In piedi ci si dispone in Shizentai («corpo naturale»), ossia naturalmente eretti, in posizione frontale (evitiamo di inchinarci frettolosamente in posizione di guardia, o comunque di profilo), le gambe aperte al più della larghezza delle spalle e le braccia rilassate sui fianchi o, meglio, con le mani all’attaccatura delle cosce, sui Iati del ventre.
In Seiza, le ginocchia scartate di due o tre pugni, le mani poggiate con le dita unite all’attaccatura delle cosce, con i gomiti chiusi. In entrambi i casi manteniamo la schiena diritta, le spalle rilassate e lo sguardo orizzontale, rivolto agli occhi di chi riceve il saluto.
Da qui, si piega il busto in avanti senza perdere l’allineamento della colonna vertebrale con la testa, espirando.
Ci sono, come sempre, tre livelli diversi di profondità: tra compagni d’allenamento basta un lieve inchino, mai semplicemente accennato; verso un istruttore un inchino più profondo, comunque più di quello eseguito dall’altro. In questi due casi continuiamo a guardare negli occhi il partner, mentre se il saluto è rivolto al Kamiza o ad un personaggio degno di particolare rispetto, l’ inchino è ancora più profondo e prolungato, lo sguardo abbandona l’oggetto del saluto per rivolgersi a terra, e se siamo in piedi le mani si portano verso le ginocchia.

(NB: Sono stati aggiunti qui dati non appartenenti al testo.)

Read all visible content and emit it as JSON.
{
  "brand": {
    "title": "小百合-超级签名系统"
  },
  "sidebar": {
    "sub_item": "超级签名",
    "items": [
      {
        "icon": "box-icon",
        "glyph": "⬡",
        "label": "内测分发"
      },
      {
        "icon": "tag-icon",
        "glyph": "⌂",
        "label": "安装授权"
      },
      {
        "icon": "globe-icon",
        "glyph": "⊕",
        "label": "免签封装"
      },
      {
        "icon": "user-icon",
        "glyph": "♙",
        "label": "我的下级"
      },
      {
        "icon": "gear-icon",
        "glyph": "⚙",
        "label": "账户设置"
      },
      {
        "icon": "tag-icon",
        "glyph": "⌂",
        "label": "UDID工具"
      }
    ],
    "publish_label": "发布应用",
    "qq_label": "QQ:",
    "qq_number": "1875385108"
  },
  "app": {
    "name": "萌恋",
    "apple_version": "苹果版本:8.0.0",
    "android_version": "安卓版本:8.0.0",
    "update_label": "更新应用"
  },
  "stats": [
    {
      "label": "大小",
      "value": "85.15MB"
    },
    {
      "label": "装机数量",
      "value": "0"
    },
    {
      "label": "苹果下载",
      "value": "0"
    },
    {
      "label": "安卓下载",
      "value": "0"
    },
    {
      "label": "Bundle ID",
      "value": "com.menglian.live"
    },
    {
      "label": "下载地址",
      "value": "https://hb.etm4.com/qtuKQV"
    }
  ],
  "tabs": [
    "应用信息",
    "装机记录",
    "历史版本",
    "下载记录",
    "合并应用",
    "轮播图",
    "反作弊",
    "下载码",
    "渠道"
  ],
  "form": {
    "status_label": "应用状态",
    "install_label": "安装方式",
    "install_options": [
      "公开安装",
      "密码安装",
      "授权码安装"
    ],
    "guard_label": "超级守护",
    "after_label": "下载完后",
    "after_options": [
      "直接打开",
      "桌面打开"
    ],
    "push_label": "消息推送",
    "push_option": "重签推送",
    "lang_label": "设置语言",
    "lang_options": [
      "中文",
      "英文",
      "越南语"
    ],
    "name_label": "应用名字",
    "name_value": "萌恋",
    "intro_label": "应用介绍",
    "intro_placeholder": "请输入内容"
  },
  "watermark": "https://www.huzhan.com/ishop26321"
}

Se siamo in Seiza, il modo marziale di salutare prevede, nei primi due casi, di portare a terra prima la mano sinistra, poi la destra, formando un triangolo, quindi di richiamarle, prima la destra, poi la sinistra; si tratta di un ricordo di quando l’uomo d’arme portava con sé la spada corta anche seduto, e manteneva il più a lungo possibile la possibilità di farne uso. Un tale saluto diventa scorretto se applicato al Kamiza: in questa evenienza le mani poggiano sul Tatami insieme, ed insieme risalgono, con significato evidente.